37. A method according to claim 33 comprising maintaining a category table at the requesting node, the category table associating each of the plurality of categories with a corresponding agent node.

38. A method according to claim 37 wherein the category table comprises a timestamp indicating when each of the plurality of categories became associated with the corresponding agent node.

39. A method according to claim 38 comprising, at one node, receiving a category table from another node and updating the category table at the one node based upon the received category table.

40. A method according to claim 33 wherein the desired data item comprises a media file and the categories comprise categories for a plurality of different media genres.

41. A system for storage and delivery of data items, the system comprising:

a plurality of nodes, each of the plurality of nodes comprising a data processor, a data store accessible to the data processor, and stored computer instructions executable by the data processor; and,

a data communication network interconnecting the plurality of nodes; wherein, for at least some of the nodes:

the computer instructions, when executed, control the data processor to retrieve data from a selected data item by downloading a plurality of segments of the data item and sequentially playing the segments of the data item; wherein:

at least one of the segments comprises a plurality of blocks and downloading the segment comprises identifying two or more other nodes that host the segment and requesting different blocks of the segment from each of the two or more of the nodes.

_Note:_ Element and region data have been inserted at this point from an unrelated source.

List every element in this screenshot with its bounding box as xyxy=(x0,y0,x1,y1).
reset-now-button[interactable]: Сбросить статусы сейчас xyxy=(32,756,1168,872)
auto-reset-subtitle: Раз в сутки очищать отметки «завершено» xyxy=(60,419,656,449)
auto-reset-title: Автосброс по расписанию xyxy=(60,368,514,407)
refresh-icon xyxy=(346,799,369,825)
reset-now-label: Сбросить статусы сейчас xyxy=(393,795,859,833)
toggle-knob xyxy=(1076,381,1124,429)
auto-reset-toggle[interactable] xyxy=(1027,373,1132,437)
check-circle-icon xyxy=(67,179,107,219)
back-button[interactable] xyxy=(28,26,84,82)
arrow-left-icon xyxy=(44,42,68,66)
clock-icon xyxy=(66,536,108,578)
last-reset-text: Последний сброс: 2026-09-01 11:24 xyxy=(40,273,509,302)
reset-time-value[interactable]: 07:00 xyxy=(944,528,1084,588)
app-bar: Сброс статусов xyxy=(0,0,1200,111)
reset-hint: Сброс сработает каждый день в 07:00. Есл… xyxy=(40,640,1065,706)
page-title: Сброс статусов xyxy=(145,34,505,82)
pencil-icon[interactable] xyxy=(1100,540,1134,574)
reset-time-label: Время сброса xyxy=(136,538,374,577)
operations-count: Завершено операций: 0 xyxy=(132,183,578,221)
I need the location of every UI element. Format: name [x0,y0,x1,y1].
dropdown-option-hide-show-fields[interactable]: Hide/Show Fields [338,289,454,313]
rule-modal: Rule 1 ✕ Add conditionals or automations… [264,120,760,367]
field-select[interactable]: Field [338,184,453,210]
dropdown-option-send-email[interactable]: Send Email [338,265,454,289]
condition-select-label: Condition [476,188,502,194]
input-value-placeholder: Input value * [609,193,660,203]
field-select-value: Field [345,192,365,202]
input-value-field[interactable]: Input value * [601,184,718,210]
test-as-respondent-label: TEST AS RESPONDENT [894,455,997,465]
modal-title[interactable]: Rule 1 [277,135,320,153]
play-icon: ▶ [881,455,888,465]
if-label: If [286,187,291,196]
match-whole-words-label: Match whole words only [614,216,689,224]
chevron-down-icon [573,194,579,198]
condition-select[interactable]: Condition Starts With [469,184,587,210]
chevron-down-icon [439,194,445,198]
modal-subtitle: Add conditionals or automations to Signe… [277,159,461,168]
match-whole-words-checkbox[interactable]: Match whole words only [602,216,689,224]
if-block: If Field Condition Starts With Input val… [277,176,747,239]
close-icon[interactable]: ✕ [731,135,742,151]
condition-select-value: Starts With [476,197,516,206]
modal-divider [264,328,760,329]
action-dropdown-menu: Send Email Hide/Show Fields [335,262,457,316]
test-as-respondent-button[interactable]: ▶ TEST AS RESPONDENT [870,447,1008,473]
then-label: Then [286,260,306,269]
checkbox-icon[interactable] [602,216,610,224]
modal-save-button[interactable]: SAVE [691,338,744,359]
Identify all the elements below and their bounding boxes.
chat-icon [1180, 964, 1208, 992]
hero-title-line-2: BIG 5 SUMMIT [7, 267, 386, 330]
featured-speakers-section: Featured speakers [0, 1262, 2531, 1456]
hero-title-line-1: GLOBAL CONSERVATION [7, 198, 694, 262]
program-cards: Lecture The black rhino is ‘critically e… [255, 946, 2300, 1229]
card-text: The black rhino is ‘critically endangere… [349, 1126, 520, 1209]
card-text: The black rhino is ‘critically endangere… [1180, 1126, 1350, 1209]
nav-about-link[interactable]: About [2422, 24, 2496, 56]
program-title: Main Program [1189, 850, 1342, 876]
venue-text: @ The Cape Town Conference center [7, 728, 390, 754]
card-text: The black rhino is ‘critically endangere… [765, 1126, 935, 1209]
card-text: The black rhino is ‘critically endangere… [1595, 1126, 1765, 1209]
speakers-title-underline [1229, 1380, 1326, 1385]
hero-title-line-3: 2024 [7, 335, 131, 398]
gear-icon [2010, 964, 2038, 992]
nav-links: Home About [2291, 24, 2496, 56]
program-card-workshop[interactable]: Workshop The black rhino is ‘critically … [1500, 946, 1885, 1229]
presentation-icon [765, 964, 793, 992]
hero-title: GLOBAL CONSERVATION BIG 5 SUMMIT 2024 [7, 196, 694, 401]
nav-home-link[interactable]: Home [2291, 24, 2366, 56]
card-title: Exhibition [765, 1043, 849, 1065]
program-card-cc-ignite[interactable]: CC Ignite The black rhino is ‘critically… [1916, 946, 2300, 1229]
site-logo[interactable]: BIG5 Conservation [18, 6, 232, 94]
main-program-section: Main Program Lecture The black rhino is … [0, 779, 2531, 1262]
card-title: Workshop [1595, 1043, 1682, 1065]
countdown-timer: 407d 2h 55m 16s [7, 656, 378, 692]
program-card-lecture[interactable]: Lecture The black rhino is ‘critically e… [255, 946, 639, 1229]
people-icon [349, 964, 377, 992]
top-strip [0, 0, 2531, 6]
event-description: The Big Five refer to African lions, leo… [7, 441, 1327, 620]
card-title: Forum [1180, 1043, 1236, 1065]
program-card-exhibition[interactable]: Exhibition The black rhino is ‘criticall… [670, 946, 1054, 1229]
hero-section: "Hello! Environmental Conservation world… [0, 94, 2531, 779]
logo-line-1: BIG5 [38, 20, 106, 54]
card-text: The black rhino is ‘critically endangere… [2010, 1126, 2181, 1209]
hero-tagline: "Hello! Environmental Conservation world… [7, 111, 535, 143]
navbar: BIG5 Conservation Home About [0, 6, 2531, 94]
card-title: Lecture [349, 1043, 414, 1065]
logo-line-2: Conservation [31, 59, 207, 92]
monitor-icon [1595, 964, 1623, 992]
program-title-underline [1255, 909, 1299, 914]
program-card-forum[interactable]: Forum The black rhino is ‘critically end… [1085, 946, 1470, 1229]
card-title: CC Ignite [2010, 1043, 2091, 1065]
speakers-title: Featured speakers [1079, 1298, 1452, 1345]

42. A system according to claim 41 wherein the data items comprise media files and the computer instructions comprise instructions that cause a playback system to commence playing the data item at the node before all segments of the data item have been received.

43. A system according to claim 41 wherein the computer instructions control the data processor to determine a bandwidth available from each of the other nodes that host the segment and create a schedule for retrieving the blocks of the segment from two or more of the other nodes that host the segment based at least in part upon the available bandwidths for the other nodes that host the segment.

44. A system according to claim 43 wherein the computer instructions control the data processor to take each of the blocks in sequence order and, for each of the blocks, request the block from one of the other nodes that host the segment and can complete delivery of the block at the earliest time.

45. A system according to claim 43 wherein the computer instructions control the data processor to cache downloaded segments in the data store and to deliver those cached segments to other nodes in response to requests from the other nodes for the cached segments.

46. A system according to claim 43 wherein:

the nodes are arranged in a plurality of clusters,

the data items are each associated with a category,

within each cluster, each category is associated with one agent node that comprises a record of the location in the cluster of the data items associated with the category, and,

each node comprises a record of a plurality of agent nodes for the cluster and their associated categories.

47. A system according to claim 43 wherein at least some of the nodes comprise set top boxes in a cable television system.

48. A system for storage and streaming delivery of data items, the system comprising:

a plurality of nodes interconnected by a data communication network, at least some of the nodes comprising:

a data store;

means for identifying two or more other nodes storing a segment of a desired data item, the segment comprising a plurality of blocks;

means for requesting a block of the segment from each of the two or more of the nodes;

means for receiving the blocks from the other nodes; and,

means for playing the blocks in sequence.

49. A system according to claim 47 wherein the at least some nodes comprise means for scheduling delivery of the blocks from the other nodes based upon available bandwidths of the other nodes.

50. A system according to claim 48 wherein at least some of the nodes comprise set top boxes in a cable television system.